JohnP Yeah true, true, but, browsers used to detect feeds or have built in feed readers. Everyone pushed, “subscribe to my feed!” Even Twitter had RSS feeds. It was the fediverse before the fediverse.
So, still around, yes, largely thanks to WordPress. But, other giants and browsers don’t push it which keeps it dormant especially to new Internet users such as the up and coming Alpha Gen. They and other generations won’t know to try /feed. Or, even what a feed reader is. Because there aren’t, “subscribe to my feed,” or RSS logos everywhere.
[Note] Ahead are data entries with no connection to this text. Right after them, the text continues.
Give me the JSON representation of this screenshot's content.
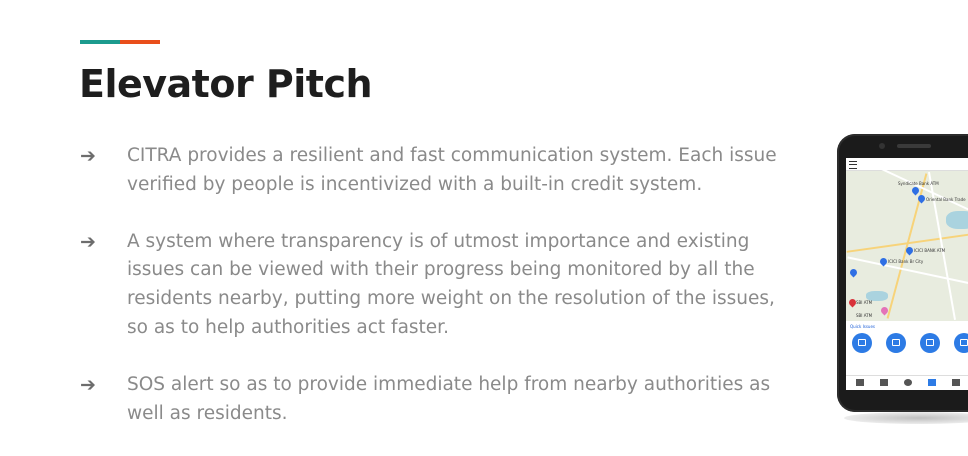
{
  "slide": {
    "title": "Elevator Pitch",
    "accent_colors": [
      "#1c9b8e",
      "#e94e1b"
    ],
    "bullet_icon": "right-arrow-icon",
    "bullet_symbol": "➔",
    "bullets": [
      "CITRA provides a resilient and fast communication system. Each issue verified by people is incentivized with a built-in credit system.",
      "A system where transparency is of utmost importance and existing issues can be viewed with their progress being monitored by all the residents nearby, putting more weight on the resolution of the issues, so as to help authorities act faster.",
      "SOS alert so as to provide immediate help from nearby authorities as well as residents."
    ]
  },
  "phone_app": {
    "map_labels": {
      "l1": "Syndicate Bank ATM",
      "l2": "Oriental Bank Trade",
      "l3": "ICICI BANK ATM",
      "l4": "ICICI Bank Br City",
      "l5": "SBI ATM",
      "l6": "SBI ATM"
    },
    "sheet_title": "Quick Issues"
  }
}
Not to mention many newer software or open source projects like this one don’t implement RSS/ATOM in core. Why? Because RSS is dormant because social media and browsers have tried their best to kill it.
Also, this just popped in my head… before “API” became one of the biggest acronyms in the last decade, back when no one had an “API,” you’d extract bits of information from RSS feeds and put it in widgets or bots. In my opinion, it was/is easier for an average person, like me 🙂, to do cool things with a RSS feed, than figure out an API.
I guess we’ve made the Internet faster and more secure, but it’s more complex with everyone having their own, sometimes closed off, APIs that aren’t easy for everyone to use. And I bring up API just because it’s the closest popular modern thing I can think of that can be somewhat like a RSS feed.